Cameroon head coach António Conceição told the press that, “we didn’t do ourselves justice when it mattered most,” but truth be told Cameroon were inconsistent from the opening day. Ivory Coast, on the other hand, conceded just one goal in the knockout stages of the competition, and scored 19. Wilfried Zaha shared the Golden Boot with Nigeria’s Victor Osimhen, as despite both players only appearing in four matches, they scored five goals each. Ivory Coast’s Sayouba Mandé shared the Golden Glove with Cameroon’s André Onana and Nigeria’s Maduka Okoye, who all kept four clean sheets in the tournament.

If you care about the third-place playoff – which Nigeria certainly didn’t – Nigeria beat Burkina Faso 2-1 while playing a second team. Kelechi Iheanacho was in for Victor Osimhen, and nabbed both goals for his country. Perhaps if the manager had thought to bring on the Leicester striker earlier than the 72nd minute of the semi-final the result would have been different? We’ll never know.

Cameroon were unlucky in the final and didn’t deserve to lose full-stop, let alone by three goals. Ivory Coast were the deserved victors based on the month-long tournament as a whole, however, even though that’s not always how international tournaments work out.
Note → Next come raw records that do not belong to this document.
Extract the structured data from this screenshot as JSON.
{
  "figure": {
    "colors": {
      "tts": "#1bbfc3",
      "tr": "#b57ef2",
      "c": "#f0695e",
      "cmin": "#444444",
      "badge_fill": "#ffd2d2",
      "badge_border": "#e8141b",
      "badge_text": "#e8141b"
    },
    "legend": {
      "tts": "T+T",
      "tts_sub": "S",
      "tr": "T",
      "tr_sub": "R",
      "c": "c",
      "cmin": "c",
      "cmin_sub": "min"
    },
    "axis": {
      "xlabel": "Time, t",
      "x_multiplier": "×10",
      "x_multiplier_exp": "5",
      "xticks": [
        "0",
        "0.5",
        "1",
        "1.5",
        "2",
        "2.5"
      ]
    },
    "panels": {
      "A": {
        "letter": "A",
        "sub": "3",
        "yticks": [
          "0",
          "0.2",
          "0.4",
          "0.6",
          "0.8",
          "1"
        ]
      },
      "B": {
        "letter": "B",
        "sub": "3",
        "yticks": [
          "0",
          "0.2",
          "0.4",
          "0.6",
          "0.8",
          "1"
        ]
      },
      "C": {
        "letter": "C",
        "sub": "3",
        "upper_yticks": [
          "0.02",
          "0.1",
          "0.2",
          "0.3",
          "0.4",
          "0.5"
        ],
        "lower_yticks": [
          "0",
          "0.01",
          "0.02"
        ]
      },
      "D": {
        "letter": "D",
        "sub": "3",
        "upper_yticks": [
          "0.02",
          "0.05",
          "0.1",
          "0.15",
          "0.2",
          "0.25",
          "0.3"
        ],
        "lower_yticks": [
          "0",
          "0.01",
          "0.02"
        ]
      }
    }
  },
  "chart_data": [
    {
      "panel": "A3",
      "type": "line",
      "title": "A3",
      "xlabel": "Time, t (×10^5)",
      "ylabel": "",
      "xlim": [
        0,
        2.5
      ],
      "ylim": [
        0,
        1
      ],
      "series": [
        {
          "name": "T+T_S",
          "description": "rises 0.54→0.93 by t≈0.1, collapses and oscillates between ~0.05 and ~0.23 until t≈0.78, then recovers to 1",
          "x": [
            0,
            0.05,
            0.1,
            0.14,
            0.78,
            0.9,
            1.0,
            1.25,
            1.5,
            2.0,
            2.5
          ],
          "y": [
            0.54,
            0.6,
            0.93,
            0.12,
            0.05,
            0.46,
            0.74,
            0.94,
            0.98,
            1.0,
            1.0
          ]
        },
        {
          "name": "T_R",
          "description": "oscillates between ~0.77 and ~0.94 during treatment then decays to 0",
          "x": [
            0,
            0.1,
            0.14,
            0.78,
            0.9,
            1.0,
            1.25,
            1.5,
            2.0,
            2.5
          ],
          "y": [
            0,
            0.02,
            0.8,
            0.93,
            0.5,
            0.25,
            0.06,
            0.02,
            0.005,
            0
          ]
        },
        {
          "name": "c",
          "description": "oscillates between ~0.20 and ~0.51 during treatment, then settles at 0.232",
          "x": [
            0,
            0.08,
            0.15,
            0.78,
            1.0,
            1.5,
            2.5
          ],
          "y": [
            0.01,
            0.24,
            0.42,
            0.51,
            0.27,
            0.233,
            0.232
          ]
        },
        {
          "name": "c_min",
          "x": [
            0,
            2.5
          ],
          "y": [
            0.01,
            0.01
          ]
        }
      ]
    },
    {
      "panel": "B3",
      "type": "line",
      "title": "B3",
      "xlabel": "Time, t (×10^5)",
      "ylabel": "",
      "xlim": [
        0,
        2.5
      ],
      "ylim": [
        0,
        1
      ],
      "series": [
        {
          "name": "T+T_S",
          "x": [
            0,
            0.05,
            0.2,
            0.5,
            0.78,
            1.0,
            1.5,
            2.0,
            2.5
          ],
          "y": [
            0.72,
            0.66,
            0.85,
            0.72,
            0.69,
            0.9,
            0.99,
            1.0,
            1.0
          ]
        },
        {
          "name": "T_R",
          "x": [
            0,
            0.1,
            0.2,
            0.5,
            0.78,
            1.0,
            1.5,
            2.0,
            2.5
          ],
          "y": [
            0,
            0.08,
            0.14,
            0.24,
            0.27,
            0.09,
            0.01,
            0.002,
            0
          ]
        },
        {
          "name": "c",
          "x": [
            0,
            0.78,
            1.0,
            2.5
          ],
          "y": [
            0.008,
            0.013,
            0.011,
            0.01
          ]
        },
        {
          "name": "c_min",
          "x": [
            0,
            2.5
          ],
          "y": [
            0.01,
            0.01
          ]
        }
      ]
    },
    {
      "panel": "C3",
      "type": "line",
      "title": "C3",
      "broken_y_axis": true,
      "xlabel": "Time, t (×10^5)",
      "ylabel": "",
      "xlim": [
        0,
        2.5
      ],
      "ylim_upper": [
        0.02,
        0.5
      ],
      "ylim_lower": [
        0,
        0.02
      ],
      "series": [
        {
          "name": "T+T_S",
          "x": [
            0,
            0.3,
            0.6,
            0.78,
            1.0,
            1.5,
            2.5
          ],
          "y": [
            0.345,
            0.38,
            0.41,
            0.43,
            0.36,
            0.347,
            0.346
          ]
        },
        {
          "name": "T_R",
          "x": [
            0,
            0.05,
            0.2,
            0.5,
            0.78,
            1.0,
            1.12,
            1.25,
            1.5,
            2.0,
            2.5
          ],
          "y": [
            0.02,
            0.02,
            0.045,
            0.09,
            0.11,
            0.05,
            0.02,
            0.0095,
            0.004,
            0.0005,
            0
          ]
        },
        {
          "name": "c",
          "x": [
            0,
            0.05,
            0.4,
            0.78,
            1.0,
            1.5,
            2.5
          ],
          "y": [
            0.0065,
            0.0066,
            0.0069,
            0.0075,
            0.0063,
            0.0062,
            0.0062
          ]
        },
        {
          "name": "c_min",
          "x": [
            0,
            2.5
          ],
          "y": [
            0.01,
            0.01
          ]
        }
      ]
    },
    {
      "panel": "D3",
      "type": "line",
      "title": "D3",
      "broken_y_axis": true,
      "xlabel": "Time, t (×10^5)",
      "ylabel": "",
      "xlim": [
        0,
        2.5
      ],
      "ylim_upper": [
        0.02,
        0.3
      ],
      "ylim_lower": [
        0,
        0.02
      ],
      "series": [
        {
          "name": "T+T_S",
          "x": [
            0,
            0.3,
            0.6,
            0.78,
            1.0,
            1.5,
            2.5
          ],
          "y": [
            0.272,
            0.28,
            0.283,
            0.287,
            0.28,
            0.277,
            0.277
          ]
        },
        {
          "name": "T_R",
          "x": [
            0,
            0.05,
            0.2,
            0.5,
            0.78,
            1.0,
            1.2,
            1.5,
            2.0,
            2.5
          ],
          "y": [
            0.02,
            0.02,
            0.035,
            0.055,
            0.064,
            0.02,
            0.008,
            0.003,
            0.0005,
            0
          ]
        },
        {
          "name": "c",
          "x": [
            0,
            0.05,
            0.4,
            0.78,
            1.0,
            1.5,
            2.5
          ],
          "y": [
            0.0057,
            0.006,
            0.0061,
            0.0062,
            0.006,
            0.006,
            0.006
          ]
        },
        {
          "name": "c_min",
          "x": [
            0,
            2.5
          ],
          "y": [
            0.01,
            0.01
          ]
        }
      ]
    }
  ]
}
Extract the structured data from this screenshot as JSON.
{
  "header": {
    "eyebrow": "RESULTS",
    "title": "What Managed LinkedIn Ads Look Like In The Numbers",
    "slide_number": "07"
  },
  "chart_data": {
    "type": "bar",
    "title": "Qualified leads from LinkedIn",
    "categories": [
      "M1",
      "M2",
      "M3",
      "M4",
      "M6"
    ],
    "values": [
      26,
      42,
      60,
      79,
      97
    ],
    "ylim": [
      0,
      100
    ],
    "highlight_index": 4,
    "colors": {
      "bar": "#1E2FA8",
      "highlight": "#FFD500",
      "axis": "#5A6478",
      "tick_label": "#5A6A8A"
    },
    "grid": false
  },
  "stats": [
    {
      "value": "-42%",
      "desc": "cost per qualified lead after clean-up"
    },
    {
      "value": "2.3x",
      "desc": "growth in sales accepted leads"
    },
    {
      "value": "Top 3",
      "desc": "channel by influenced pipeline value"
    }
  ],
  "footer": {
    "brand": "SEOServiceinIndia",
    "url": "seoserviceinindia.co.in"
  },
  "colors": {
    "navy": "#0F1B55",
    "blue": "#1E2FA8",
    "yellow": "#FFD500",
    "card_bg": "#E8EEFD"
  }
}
The hosts will understandably feel a little hard done by in the end, but getting to the Final after such a lackadaisical start to the competition is impressive in itself.

The real stories of this simulated AFCON, however, were the likes of Burkina Faso and Comoros, who I found myself supporting as the results of each simulated round were revealed. From the ankle-breaking challenges of Zimbabwe versus Senegal, to the fairytale story of debutants Comoros, to Ivory Coast lifting the trophy for the third time – this was a tournament to remember. How accurate is it? Only time will tell, but the real thing has a lot to live up to.